Weil die Vision „grüner Austragungsort“ heißt, will sich Rio Branco auch beim Ausbau der Infrastruktur von den anderen Bewerber-Städten abheben. „Die wollen ihre U-Bahn-Linien erweitern“, sagt einer der Projektleiter, Jorge Viana. „Wir werden dagegen mehr Fahrradwege bauen.“ Mit 30.000 neuen Fahrrädern sollen die Fußball-Touristen tatsächlich selbst vom Hotel zum Stadion strampeln – bei durchschnittlich 30 Grad Celsius und tropischer Luftfeuchtigkeit. „Nach der WM werden die Fahrräder an die Bevölkerung verteilt“, verspricht Architekt Volpato. Nachhaltigkeit ist das Creo, mit dem die FIFA überzeugt werden soll.

„Ohne falsche Bescheidenheit: Unser Projekt ist das Beste!“, verkündet der Sportminister von Acre, Cassiano Marques, voller Stolz nach dem Besuch des WM-Komitees im Frühjahr 2009. Dabei übersieht er vielleicht eines der schwerwiegendsten Gegenargumente: Rio Branco ist weit, weit weg vom Rest Brasiliens. Vom Flughafen der Stadt gibt es derzeit drei Verbindungen am Tag in die übrigen Landesteile – mehrere Stunden Flug, meist nervenzehrende Umsteigeverbindungen.

 

Der Traum ist geplatzt.

Überhaupt gilt in Rio Branco als offenes Geheimnis: Alles nur Marketing – die WM-Bewerbung ist eine Propaganda-Show, um endlich mal auf Acre aufmerksam zu machen.

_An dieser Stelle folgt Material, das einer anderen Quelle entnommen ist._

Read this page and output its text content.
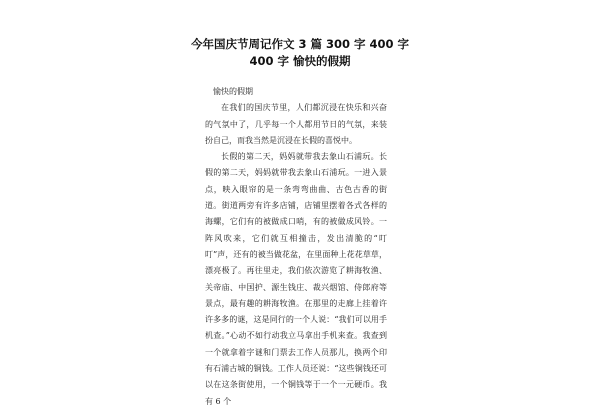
今年国庆节周记作文 3 篇 300 字 400 字 400 字 愉快的假期

愉快的假期

在我们的国庆节里，人们都沉浸在快乐和兴奋的气氛中了，几乎每一个人都用节日的气氛，来装扮自己，而我当然是沉浸在长假的喜悦中。

长假的第二天，妈妈就带我去象山石浦玩。长假的第二天，妈妈就带我去象山石浦玩。一进入景点，映入眼帘的是一条弯弯曲曲、古色古香的街道。街道两旁有许多店铺，店铺里摆着各式各样的海螺，它们有的被做成口哨，有的被做成风铃。一阵风吹来，它们就互相撞击，发出清脆的“叮叮”声，还有的被当做花盆，在里面种上花花草草，漂亮极了。再往里走，我们依次游览了耕海牧渔、关帝庙、中国护、源生钱庄、裁兴烟馆、侍郎府等景点，最有趣的耕海牧渔。在那里的走廊上挂着许许多多的谜，这是同行的一个人说：“我们可以用手机查。”心动不如行动我立马拿出手机来查。我查到一个就拿着字谜和门票去工作人员那儿，换两个印有石浦古城的铜钱。工作人员还说：“这些铜钱还可以在这条街使用，一个铜钱等于一个一元硬币。我有 6 个
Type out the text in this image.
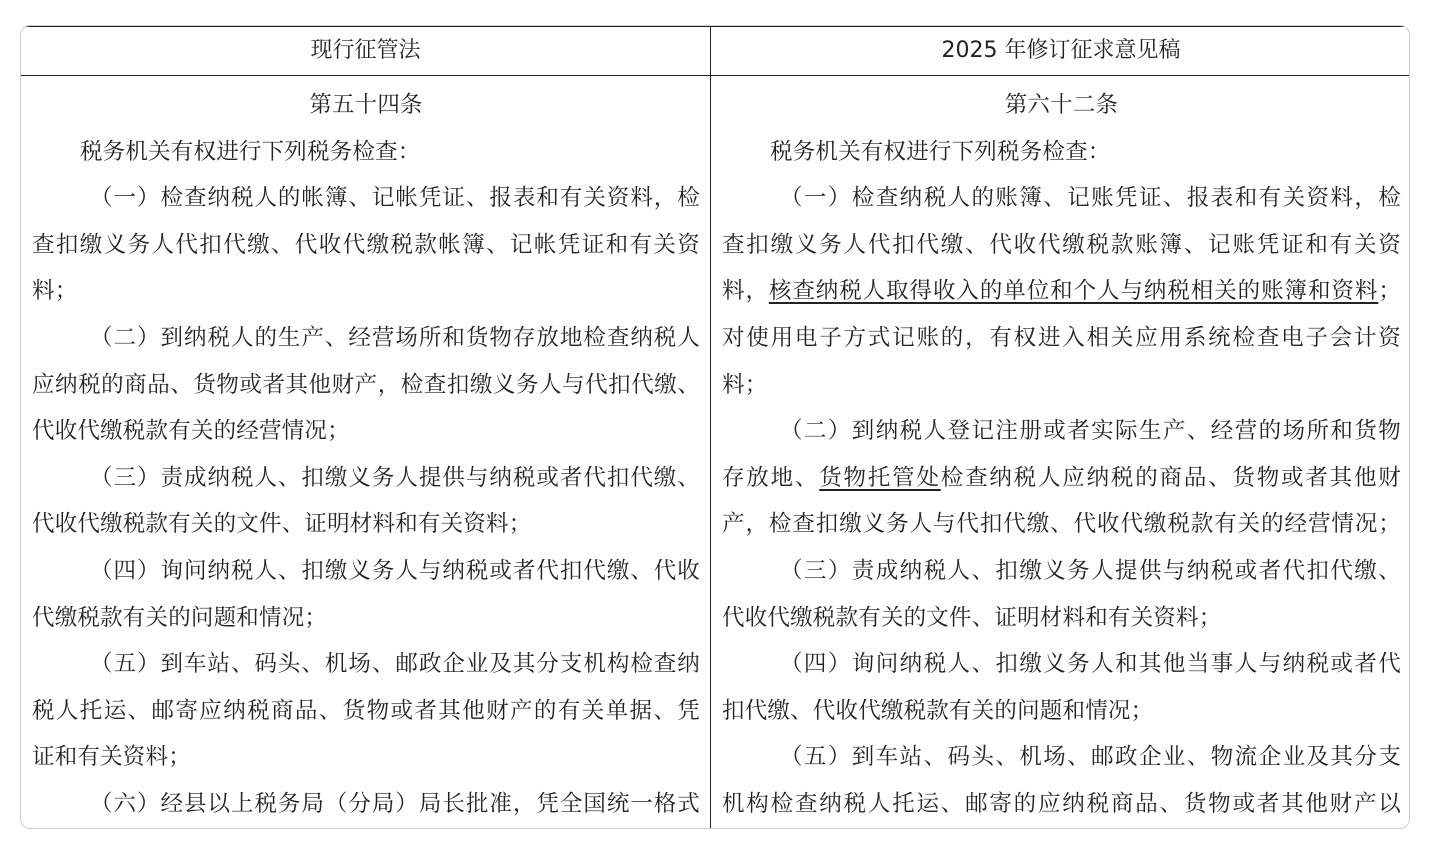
现行征管法
第五十四条
税务机关有权进行下列税务检查：
（一）检查纳税人的帐簿、记帐凭证、报表和有关资料，检
查扣缴义务人代扣代缴、代收代缴税款帐簿、记帐凭证和有关资
料；
（二）到纳税人的生产、经营场所和货物存放地检查纳税人
应纳税的商品、货物或者其他财产，检查扣缴义务人与代扣代缴、
代收代缴税款有关的经营情况；
（三）责成纳税人、扣缴义务人提供与纳税或者代扣代缴、
代收代缴税款有关的文件、证明材料和有关资料；
（四）询问纳税人、扣缴义务人与纳税或者代扣代缴、代收
代缴税款有关的问题和情况；
（五）到车站、码头、机场、邮政企业及其分支机构检查纳
税人托运、邮寄应纳税商品、货物或者其他财产的有关单据、凭
证和有关资料；
（六）经县以上税务局（分局）局长批准，凭全国统一格式
2025 年修订征求意见稿
第六十二条
税务机关有权进行下列税务检查：
（一）检查纳税人的账簿、记账凭证、报表和有关资料，检
查扣缴义务人代扣代缴、代收代缴税款账簿、记账凭证和有关资
料，核查纳税人取得收入的单位和个人与纳税相关的账簿和资料；
对使用电子方式记账的，有权进入相关应用系统检查电子会计资
料；
（二）到纳税人登记注册或者实际生产、经营的场所和货物
存放地、货物托管处检查纳税人应纳税的商品、货物或者其他财
产，检查扣缴义务人与代扣代缴、代收代缴税款有关的经营情况；
（三）责成纳税人、扣缴义务人提供与纳税或者代扣代缴、
代收代缴税款有关的文件、证明材料和有关资料；
（四）询问纳税人、扣缴义务人和其他当事人与纳税或者代
扣代缴、代收代缴税款有关的问题和情况；
（五）到车站、码头、机场、邮政企业、物流企业及其分支
机构检查纳税人托运、邮寄的应纳税商品、货物或者其他财产以
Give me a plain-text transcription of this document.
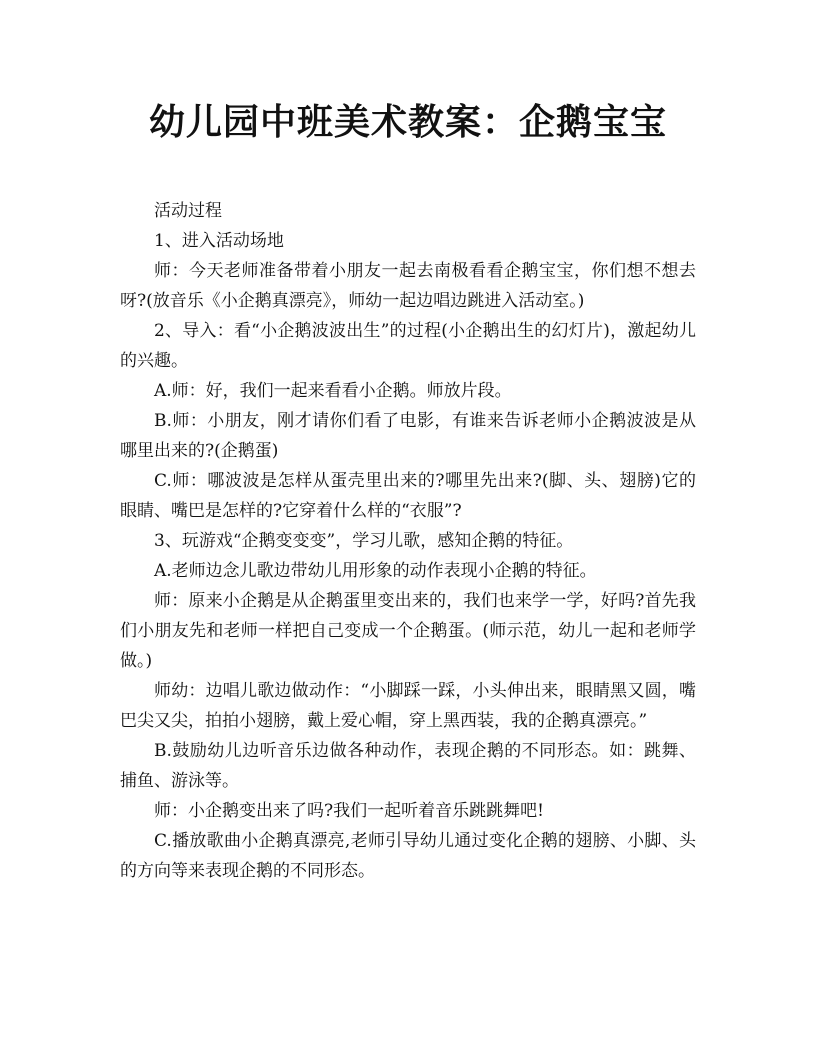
幼儿园中班美术教案：企鹅宝宝

活动过程

1、进入活动场地

师：今天老师准备带着小朋友一起去南极看看企鹅宝宝，你们想不想去呀?(放音乐《小企鹅真漂亮》，师幼一起边唱边跳进入活动室。)

2、导入：看“小企鹅波波出生”的过程(小企鹅出生的幻灯片)，激起幼儿的兴趣。

A.师：好，我们一起来看看小企鹅。师放片段。

B.师：小朋友，刚才请你们看了电影，有谁来告诉老师小企鹅波波是从哪里出来的?(企鹅蛋)

C.师：哪波波是怎样从蛋壳里出来的?哪里先出来?(脚、头、翅膀)它的眼睛、嘴巴是怎样的?它穿着什么样的“衣服”?

3、玩游戏“企鹅变变变”，学习儿歌，感知企鹅的特征。

A.老师边念儿歌边带幼儿用形象的动作表现小企鹅的特征。

师：原来小企鹅是从企鹅蛋里变出来的，我们也来学一学，好吗?首先我们小朋友先和老师一样把自己变成一个企鹅蛋。(师示范，幼儿一起和老师学做。)

师幼：边唱儿歌边做动作：“小脚踩一踩，小头伸出来，眼睛黑又圆，嘴巴尖又尖，拍拍小翅膀，戴上爱心帽，穿上黑西装，我的企鹅真漂亮。”

B.鼓励幼儿边听音乐边做各种动作，表现企鹅的不同形态。如：跳舞、捕鱼、游泳等。

师：小企鹅变出来了吗?我们一起听着音乐跳跳舞吧!

C.播放歌曲小企鹅真漂亮,老师引导幼儿通过变化企鹅的翅膀、小脚、头的方向等来表现企鹅的不同形态。
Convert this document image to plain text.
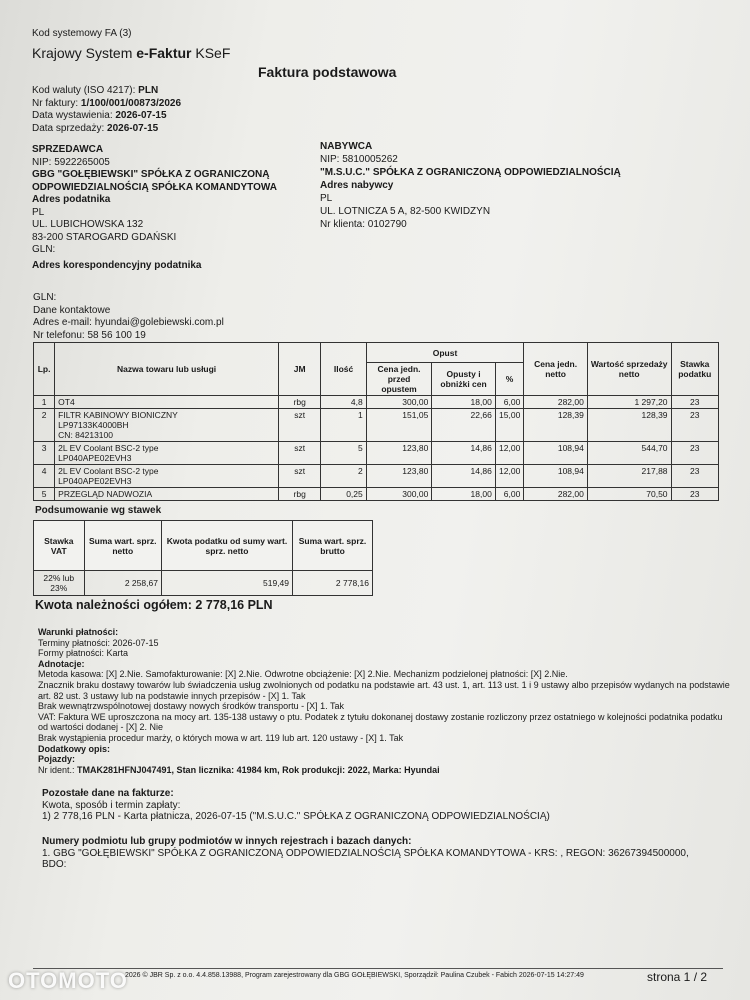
Kod systemowy FA (3)
Krajowy System e-Faktur KSeF
Faktura podstawowa
Kod waluty (ISO 4217): PLN
Nr faktury: 1/100/001/00873/2026
Data wystawienia: 2026-07-15
Data sprzedaży: 2026-07-15
SPRZEDAWCA
NIP: 5922265005
GBG "GOŁĘBIEWSKI" SPÓŁKA Z OGRANICZONĄ
ODPOWIEDZIALNOŚCIĄ SPÓŁKA KOMANDYTOWA
Adres podatnika
PL
UL. LUBICHOWSKA 132
83-200 STAROGARD GDAŃSKI
GLN:
Adres korespondencyjny podatnika
NABYWCA
NIP: 5810005262
"M.S.U.C." SPÓŁKA Z OGRANICZONĄ ODPOWIEDZIALNOŚCIĄ
Adres nabywcy
PL
UL. LOTNICZA 5 A, 82-500 KWIDZYN
Nr klienta: 0102790
GLN:
Dane kontaktowe
Adres e-mail: hyundai@golebiewski.com.pl
Nr telefonu: 58 56 100 19
Lp.	Nazwa towaru lub usługi	JM	Ilość	Opust			Cena jedn. netto	Wartość sprzedaży netto	Stawka podatku
				Cena jedn. przed opustem	Opusty i obniżki cen	%			
1	OT4	rbg	4,8	300,00	18,00	6,00	282,00	1 297,20	23
2	FILTR KABINOWY BIONICZNY
LP97133K4000BH
CN: 84213100	szt	1	151,05	22,66	15,00	128,39	128,39	23
3	2L EV Coolant BSC-2 type
LP040APE02EVH3	szt	5	123,80	14,86	12,00	108,94	544,70	23
4	2L EV Coolant BSC-2 type
LP040APE02EVH3	szt	2	123,80	14,86	12,00	108,94	217,88	23
5	PRZEGLĄD NADWOZIA	rbg	0,25	300,00	18,00	6,00	282,00	70,50	23
Podsumowanie wg stawek
Stawka VAT	Suma wart. sprz. netto	Kwota podatku od sumy wart. sprz. netto	Suma wart. sprz. brutto
22% lub 23%	2 258,67	519,49	2 778,16
Kwota należności ogółem: 2 778,16 PLN
Warunki płatności:
Terminy płatności: 2026-07-15
Formy płatności: Karta
Adnotacje:
Metoda kasowa: [X] 2.Nie. Samofakturowanie: [X] 2.Nie. Odwrotne obciążenie: [X] 2.Nie. Mechanizm podzielonej płatności: [X] 2.Nie.
Znacznik braku dostawy towarów lub świadczenia usług zwolnionych od podatku na podstawie art. 43 ust. 1, art. 113 ust. 1 i 9 ustawy albo przepisów wydanych na podstawie
art. 82 ust. 3 ustawy lub na podstawie innych przepisów - [X] 1. Tak
Brak wewnątrzwspólnotowej dostawy nowych środków transportu - [X] 1. Tak
VAT: Faktura WE uproszczona na mocy art. 135-138 ustawy o ptu. Podatek z tytułu dokonanej dostawy zostanie rozliczony przez ostatniego w kolejności podatnika podatku
od wartości dodanej - [X] 2. Nie
Brak wystąpienia procedur marży, o których mowa w art. 119 lub art. 120 ustawy - [X] 1. Tak
Dodatkowy opis:
Pojazdy:
Nr ident.: TMAK281HFNJ047491, Stan licznika: 41984 km, Rok produkcji: 2022, Marka: Hyundai
Pozostałe dane na fakturze:
Kwota, sposób i termin zapłaty:
1) 2 778,16 PLN - Karta płatnicza, 2026-07-15 ("M.S.U.C." SPÓŁKA Z OGRANICZONĄ ODPOWIEDZIALNOŚCIĄ)
Numery podmiotu lub grupy podmiotów w innych rejestrach i bazach danych:
1. GBG "GOŁĘBIEWSKI" SPÓŁKA Z OGRANICZONĄ ODPOWIEDZIALNOŚCIĄ SPÓŁKA KOMANDYTOWA - KRS: , REGON: 36267394500000,
BDO:
2026 © JBR Sp. z o.o. 4.4.858.13988, Program zarejestrowany dla GBG GOŁĘBIEWSKI, Sporządził: Paulina Czubek - Fabich 2026-07-15 14:27:49	strona 1 / 2
OTOMOTO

Denn Acre wird in Brasilien kaum wahrgenommen. Nennenswerte Industrie gibt es nicht, der Staat lebt von Viehzucht, Kautschuk-Gewinnung und dem Anbau von Paranüssen. Die WM-Bewerbung, der Besuch des FIFA-Komitees vor allem gut fürs Ego. „Es gab einige Leute, die gesagt haben, wir hätten nicht die Konditionen, die WM auszurichten, als wir das Projekt vorgestellt haben. Denen haben wir es aber gezeigt!“, sagt der neue Sportminister Mauro José de Deus Morais.

 

Mauro José de Deus Morais, Sportminister von Acre

Den Trostpreis der FIFA, wenigstens Trainingsort einer Mannschaft zu sein, lehnt die Stadt ab. „Wenn wir nicht Austragungsort sein können, wollen wir auch kein Trainingsort sein.“, sagt de Deus Morais. „Der Traum ist geplatzt.“

Internationalen Fußball in Rio Branco wird es für sehr lange Zeit nicht mehr geben, da ist sich Fußballverbands-Präsident Aquino Lopez sicher. „Wir können einfach nicht mit dem Rest des Landes konkurrieren.“

Doch im Sportministerium liegen längst neue Pläne auf dem Tisch. „Jetzt wollen wir Olympiastützpunkt werden.“, sagt Minister de Deus Morais. „Mit dem Bau wollen wir noch in diesem Jahr beginnen.“ Fehlt nur noch das Okay der Regierung. Rund um das Fußballstadion sollen eine Laufbahn und sechs Fußball-Trainingsplätze entstehen. Dazu eine Multifunktionssporthalle für sechs- bis achttausend Zuschauer und außerdem ein Trainingszentrum sowie ein Schwimmbad. 25 Millionen Reais (8,7 Mio. Euro) will sich Rio Branco das kosten lassen.

Auch das Fußballstadion soll etwas umgebaut werden, wenn auch nicht ökologisch nachhaltig. „Das war ein WM-Projekt“, sagt der Sportminister. Was solle Rio Branco denn mit einem Stadion für 42.000 Menschen?